2001-09-27 Thread Louis A. Mamakos

> 
> Louis A. Mamakos writes:
>  > The other type of failure you might not catch are software errors; that
>  > is, where a packet is produced by the network stack and then is
>  > subsequently stomped on by a random store from some other code.  Or
>  > a mis-programmed I/O card with scatter/gather capability doesn't pick 
>  > up what was intended, etc.  The Internet checksum is useful for
>  > detecting this class of error.
>  > 
> 
> No, you're missing the point almost entirely.  The checksum is not
> skipped.  It is calculated by the DMA engine based on the data that's
> transferred across the I/O bus on the receiver (and / or the sender).
> If the data is incorrect as seen by the receiving nic, the checksum
> will be wrong and the packet will be dropped.
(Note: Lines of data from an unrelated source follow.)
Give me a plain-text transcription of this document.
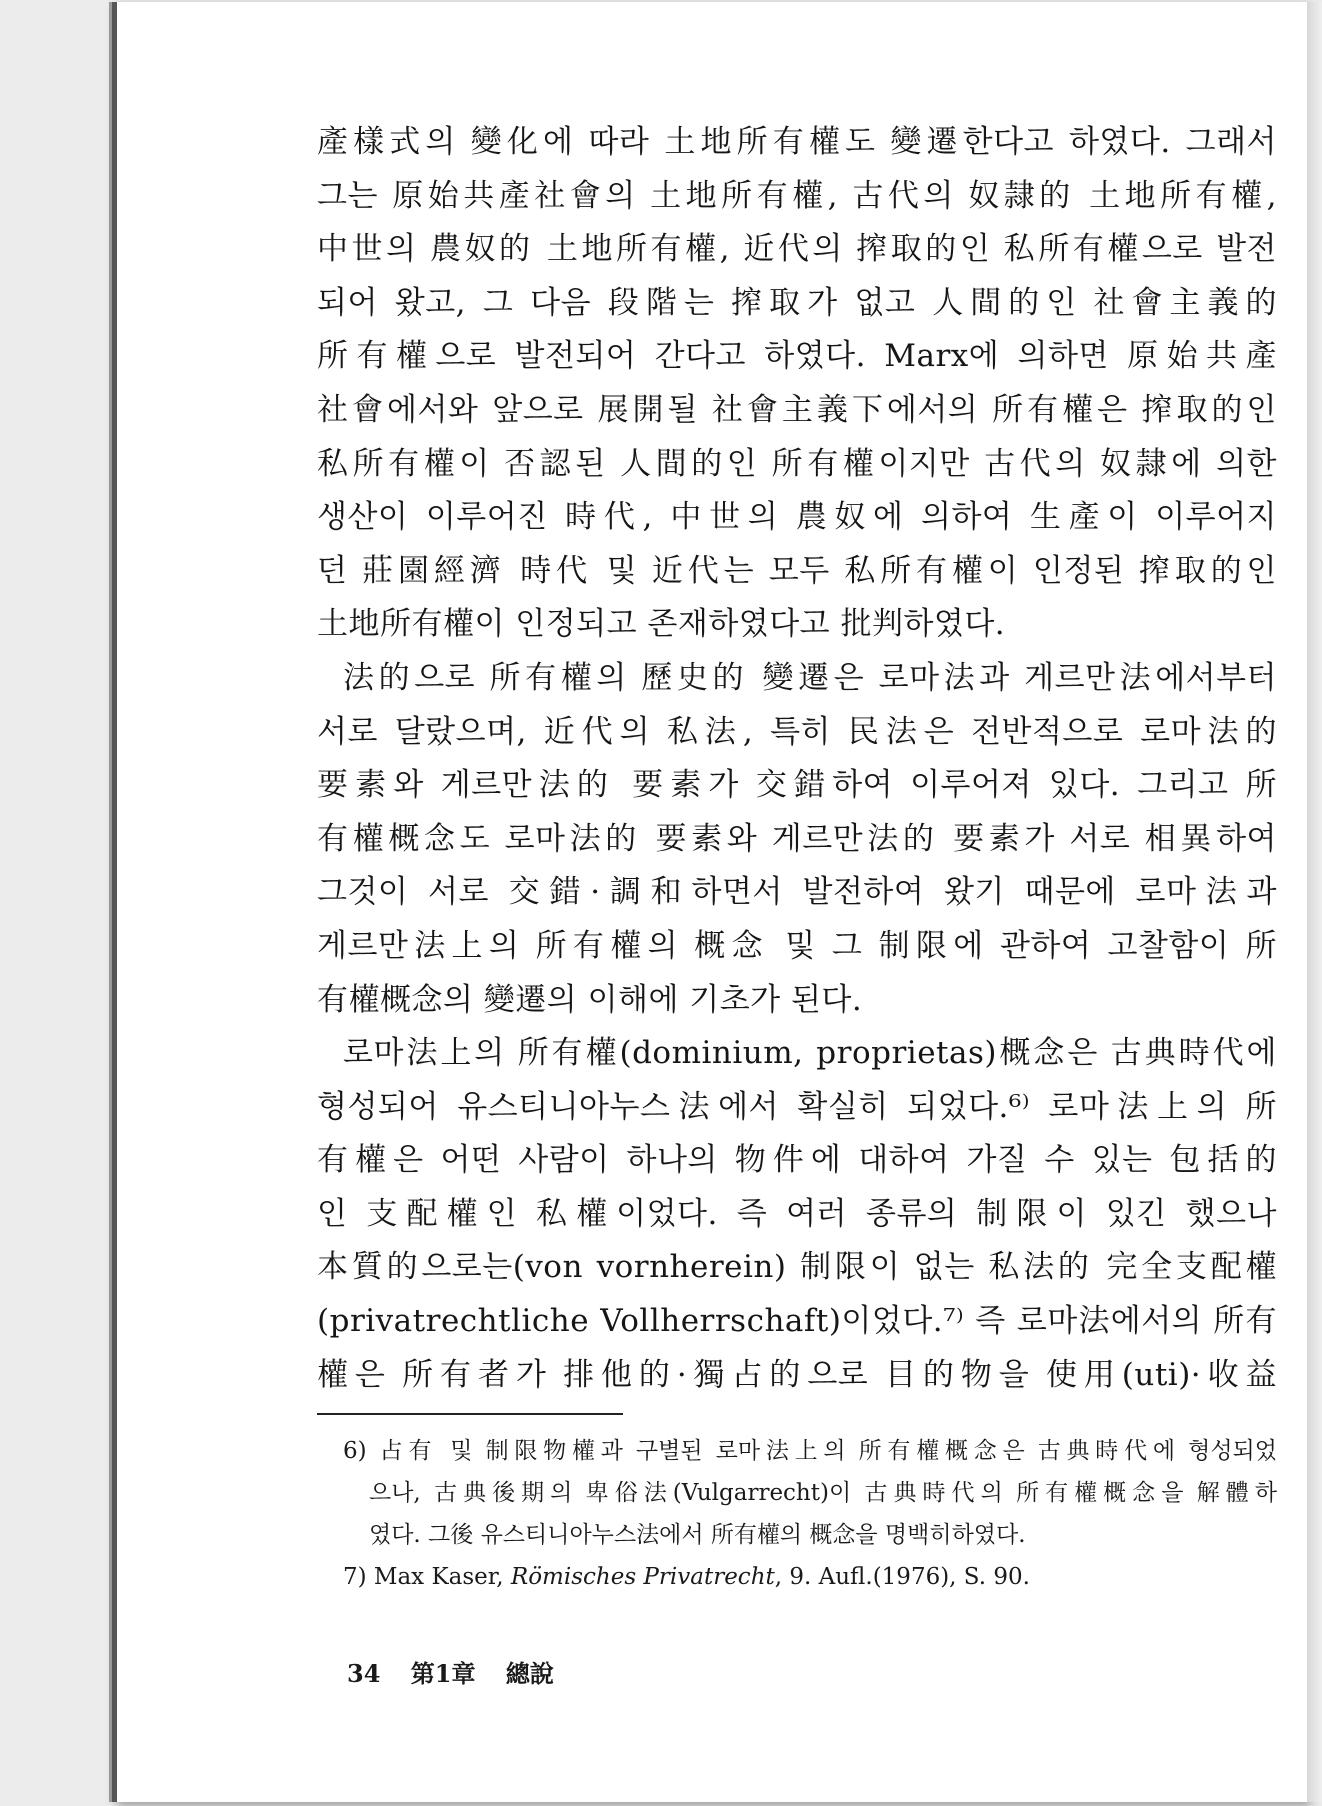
產樣式의 變化에 따라 土地所有權도 變遷한다고 하였다. 그래서
그는 原始共產社會의 土地所有權, 古代의 奴隷的 土地所有權,
中世의 農奴的 土地所有權, 近代의 搾取的인 私所有權으로 발전
되어 왔고, 그 다음 段階는 搾取가 없고 人間的인 社會主義的
所有權으로 발전되어 간다고 하였다. Marx에 의하면 原始共產
社會에서와 앞으로 展開될 社會主義下에서의 所有權은 搾取的인
私所有權이 否認된 人間的인 所有權이지만 古代의 奴隷에 의한
생산이 이루어진 時代, 中世의 農奴에 의하여 生產이 이루어지
던 莊園經濟 時代 및 近代는 모두 私所有權이 인정된 搾取的인
土地所有權이 인정되고 존재하였다고 批判하였다.
法的으로 所有權의 歷史的 變遷은 로마法과 게르만法에서부터
서로 달랐으며, 近代의 私法, 특히 民法은 전반적으로 로마法的
要素와 게르만法的 要素가 交錯하여 이루어져 있다. 그리고 所
有權概念도 로마法的 要素와 게르만法的 要素가 서로 相異하여
그것이 서로 交錯·調和하면서 발전하여 왔기 때문에 로마法과
게르만法上의 所有權의 概念 및 그 制限에 관하여 고찰함이 所
有權概念의 變遷의 이해에 기초가 된다.
로마法上의 所有權(dominium, proprietas)概念은 古典時代에
형성되어 유스티니아누스法에서 확실히 되었다.⁶⁾ 로마法上의 所
有權은 어떤 사람이 하나의 物件에 대하여 가질 수 있는 包括的
인 支配權인 私權이었다. 즉 여러 종류의 制限이 있긴 했으나
本質的으로는(von vornherein) 制限이 없는 私法的 完全支配權
(privatrechtliche Vollherrschaft)이었다.⁷⁾ 즉 로마法에서의 所有
權은 所有者가 排他的·獨占的으로 目的物을 使用(uti)·收益
6) 占有 및 制限物權과 구별된 로마法上의 所有權概念은 古典時代에 형성되었
으나, 古典後期의 卑俗法(Vulgarrecht)이 古典時代의 所有權概念을 解體하
였다. 그後 유스티니아누스法에서 所有權의 概念을 명백히하였다.
7) Max Kaser, Römisches Privatrecht, 9. Aufl.(1976), S. 90.
34 第1章 總說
I was referring to the case on the transmit side where the wrong
data get's gathered up by the DMA engine because of software related
errors.  You get a valid checksum, but for the wrong data.  You might
have the wrong data because a drive screwed up setting the DMA descriptors,
or some other I/O transfer splatted over the buffer waiting in a 
transmit queue.

> If the packet lands in the wrong place, you have much worse problems. 

Sure you do; a software checksum at least gives you an opportunity to 
detect these failures.

While these are improbable failures, I know that I've experienced the
class I described in my years of hacking on network platforms, and
Ron has experienced the one he described.  These are not impossible
occurances; it's a matter of weighing the additional cost of the
software checksum vs. the likelyhood (and cost/impact) of undetected
corruption of the data. 

If you're running IPSEC or SSL up above all this, there's another 
mechanism to detect these types of failures. 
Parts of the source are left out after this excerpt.